Monticello July 5. 28.
The two packets containing your letter to Mr Eppes, and those from Mr Hassler, came to hand in due course of mail: the contents of the former were immediately forwarded to Lynchburg, Mr E’s post-office; those of the latter, placed among the papers of the board.
I write now for the purpose of saying--lest you should be deterred by the late event--that you are expected to establish yourselves here during the meeting; and that I hope Mrs Madison may be able to take Mrs R. back with her. Charlottesville will be crowded to suffocation, and you will be a great deal more comfortable here, even making allowances for the daily ride, which can be timed to suit your convenience, as breakfast can be got for us by sun rise if you so like it.
I write by this mail to Mr Monroe, to request that he also will make this his home.

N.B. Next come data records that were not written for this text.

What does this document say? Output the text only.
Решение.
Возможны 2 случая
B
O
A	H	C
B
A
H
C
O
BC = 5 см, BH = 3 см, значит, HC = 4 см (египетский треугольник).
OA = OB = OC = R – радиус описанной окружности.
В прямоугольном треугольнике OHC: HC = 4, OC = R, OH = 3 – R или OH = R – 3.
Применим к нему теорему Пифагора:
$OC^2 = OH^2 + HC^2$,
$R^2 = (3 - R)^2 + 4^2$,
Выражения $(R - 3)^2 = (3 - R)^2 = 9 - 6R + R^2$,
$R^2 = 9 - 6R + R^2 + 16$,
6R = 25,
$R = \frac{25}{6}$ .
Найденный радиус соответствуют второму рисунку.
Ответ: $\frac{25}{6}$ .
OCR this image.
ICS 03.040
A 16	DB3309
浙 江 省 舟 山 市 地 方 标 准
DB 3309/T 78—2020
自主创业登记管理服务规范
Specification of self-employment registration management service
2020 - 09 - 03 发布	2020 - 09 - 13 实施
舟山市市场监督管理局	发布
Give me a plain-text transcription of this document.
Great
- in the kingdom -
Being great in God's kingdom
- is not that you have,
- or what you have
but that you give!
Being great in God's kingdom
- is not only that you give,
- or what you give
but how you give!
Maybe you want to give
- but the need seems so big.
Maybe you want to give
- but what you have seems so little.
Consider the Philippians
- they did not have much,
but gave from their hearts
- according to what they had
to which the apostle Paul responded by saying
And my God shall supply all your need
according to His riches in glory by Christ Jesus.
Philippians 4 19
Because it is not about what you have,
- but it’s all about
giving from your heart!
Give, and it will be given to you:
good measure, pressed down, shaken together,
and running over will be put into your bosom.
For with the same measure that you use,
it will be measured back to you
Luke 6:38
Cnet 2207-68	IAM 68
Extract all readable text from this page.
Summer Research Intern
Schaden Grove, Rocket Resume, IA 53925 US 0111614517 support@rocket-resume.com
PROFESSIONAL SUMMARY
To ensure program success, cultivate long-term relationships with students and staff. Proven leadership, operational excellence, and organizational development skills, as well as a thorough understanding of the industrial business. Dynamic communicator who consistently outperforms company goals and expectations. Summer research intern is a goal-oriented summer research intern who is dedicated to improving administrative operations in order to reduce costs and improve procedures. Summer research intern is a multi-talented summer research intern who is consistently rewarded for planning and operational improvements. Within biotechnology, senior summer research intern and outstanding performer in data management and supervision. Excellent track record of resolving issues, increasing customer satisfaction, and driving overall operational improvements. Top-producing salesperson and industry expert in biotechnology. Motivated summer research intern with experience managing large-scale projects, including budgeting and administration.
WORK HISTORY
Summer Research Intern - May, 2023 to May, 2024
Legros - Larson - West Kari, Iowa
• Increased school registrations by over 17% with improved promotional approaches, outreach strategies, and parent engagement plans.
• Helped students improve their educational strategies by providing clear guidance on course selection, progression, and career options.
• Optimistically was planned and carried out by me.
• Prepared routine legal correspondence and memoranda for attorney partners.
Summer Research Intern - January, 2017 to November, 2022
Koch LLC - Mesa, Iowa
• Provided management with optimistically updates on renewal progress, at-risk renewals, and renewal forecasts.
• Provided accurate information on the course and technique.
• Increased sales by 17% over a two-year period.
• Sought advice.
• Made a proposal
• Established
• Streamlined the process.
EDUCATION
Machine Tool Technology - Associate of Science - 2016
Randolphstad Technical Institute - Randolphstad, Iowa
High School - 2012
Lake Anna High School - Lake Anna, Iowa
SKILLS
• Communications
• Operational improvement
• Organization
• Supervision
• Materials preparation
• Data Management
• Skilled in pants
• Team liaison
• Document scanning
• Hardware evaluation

In case my letter should not reach Oak-hill before he sets out--which however is not probable--and he should come by Montpellier, will you have the goodness to deliver this invitation.
I could not find time to put my design of writing to Mr Wirt into execution, until after Colo R’s death; and then, besides my scheme of practising as an attorney, to which on further reflexion there appear several weighty objections; I consulted him on making application for some office under the Fed. Government, that would accord better with my ultimate aim, by allowing me time to pursue my studies. The chief reason for my continuing with Mrs R. no longer exists; and any office in a temperate climate, would suit me better than none, even although it required a temporary separation from my family. In my letter, I took the liberty of mentioning you among those by whose favorable opinion I believed such an application on my part would be supported. Accept & tender our affectionate salutations.
N. P. Trist
RC (ViHi: Nicholas P. Trist Album Book). Docketed by James Madison.